- Born: 16 June 1948 Accra, Gold Coast
- Died: 7 February 2016 (aged 67) Korle Bu Teaching Hospital, Accra, Ghana
- Known for: The development of Ghanaian public health

= Sam Adjei =

Ghanaian public health figure (1948–2016)

Sam Adjei (16 June 1948 – 7 February 2016) was a leading public health figure in Ghana.

==Biography==
Adjei was born in Accra, which was then part of what was called the Gold Coast Colony. As a child Adjei suffered from polio, which caused him to walk with a limp. He received his early schooling from Prempeh College in Kumasi. He received his degree in medicine from the University of Ghana in 1976. In 1979 he became one of the ten district health officials of Ghana.

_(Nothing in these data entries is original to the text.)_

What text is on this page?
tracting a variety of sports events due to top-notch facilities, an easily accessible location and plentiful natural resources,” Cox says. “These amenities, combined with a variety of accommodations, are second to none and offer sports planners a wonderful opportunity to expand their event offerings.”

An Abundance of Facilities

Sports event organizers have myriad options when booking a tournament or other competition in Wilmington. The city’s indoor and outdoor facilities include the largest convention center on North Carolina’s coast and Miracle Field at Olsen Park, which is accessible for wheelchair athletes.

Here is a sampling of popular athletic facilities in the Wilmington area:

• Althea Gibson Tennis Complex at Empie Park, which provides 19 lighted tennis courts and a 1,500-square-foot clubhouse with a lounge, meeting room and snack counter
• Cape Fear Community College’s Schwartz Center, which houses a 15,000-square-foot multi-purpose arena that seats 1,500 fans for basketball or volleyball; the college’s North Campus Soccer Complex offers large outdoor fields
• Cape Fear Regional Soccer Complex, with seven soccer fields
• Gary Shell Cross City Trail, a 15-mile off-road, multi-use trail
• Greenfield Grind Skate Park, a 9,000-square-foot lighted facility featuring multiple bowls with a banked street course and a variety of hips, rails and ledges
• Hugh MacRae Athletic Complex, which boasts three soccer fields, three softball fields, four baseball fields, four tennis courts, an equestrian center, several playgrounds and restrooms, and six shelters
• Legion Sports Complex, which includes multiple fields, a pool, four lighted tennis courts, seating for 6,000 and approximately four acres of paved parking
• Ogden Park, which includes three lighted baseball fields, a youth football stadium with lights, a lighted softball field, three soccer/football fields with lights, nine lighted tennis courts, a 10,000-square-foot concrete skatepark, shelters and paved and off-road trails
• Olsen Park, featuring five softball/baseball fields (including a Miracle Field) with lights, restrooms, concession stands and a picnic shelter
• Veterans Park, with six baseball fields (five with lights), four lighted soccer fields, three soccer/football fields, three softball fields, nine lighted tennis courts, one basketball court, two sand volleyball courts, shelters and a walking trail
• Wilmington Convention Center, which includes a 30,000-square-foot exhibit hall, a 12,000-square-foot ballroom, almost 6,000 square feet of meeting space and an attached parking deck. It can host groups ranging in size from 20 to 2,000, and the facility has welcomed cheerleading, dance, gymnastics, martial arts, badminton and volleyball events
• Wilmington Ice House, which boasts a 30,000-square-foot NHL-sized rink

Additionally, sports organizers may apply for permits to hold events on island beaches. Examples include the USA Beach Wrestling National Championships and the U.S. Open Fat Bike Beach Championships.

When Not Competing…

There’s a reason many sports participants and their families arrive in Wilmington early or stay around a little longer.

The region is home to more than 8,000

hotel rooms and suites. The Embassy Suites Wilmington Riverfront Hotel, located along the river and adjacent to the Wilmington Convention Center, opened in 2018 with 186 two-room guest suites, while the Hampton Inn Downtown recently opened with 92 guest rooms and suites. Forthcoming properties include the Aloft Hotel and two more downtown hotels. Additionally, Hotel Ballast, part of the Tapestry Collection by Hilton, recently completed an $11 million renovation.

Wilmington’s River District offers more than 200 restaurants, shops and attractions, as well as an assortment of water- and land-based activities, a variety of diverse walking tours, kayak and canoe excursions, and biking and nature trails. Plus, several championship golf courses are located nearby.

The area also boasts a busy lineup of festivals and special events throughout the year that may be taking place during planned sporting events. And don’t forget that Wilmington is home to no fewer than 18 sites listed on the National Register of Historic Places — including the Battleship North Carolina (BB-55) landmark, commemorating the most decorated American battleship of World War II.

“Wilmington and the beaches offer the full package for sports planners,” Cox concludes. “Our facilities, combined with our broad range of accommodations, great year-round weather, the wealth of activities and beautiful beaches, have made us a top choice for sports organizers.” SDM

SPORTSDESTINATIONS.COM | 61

He later went to the United Kingdom to study for an MSc degree in epidemiology and disease control at the London School of Hygiene and Tropical Medicine.

In 1983 Adjei was given the new government position of Senior Medical Officer for Public Health. In this position, he developed programmes to combat sexually transmitted diseases as well as leprosy, schistosomiasis, and malaria. In 1990 he undertook to create a system for health research in Ghana. In 2000, he was made Deputy Director General of the Ghana Health Service. After retiring from the government in 2007, he founded the Centre for Health and Social Services.

Adjei died at Korle Bu Teaching Hospital from cancer in 2016, aged 67.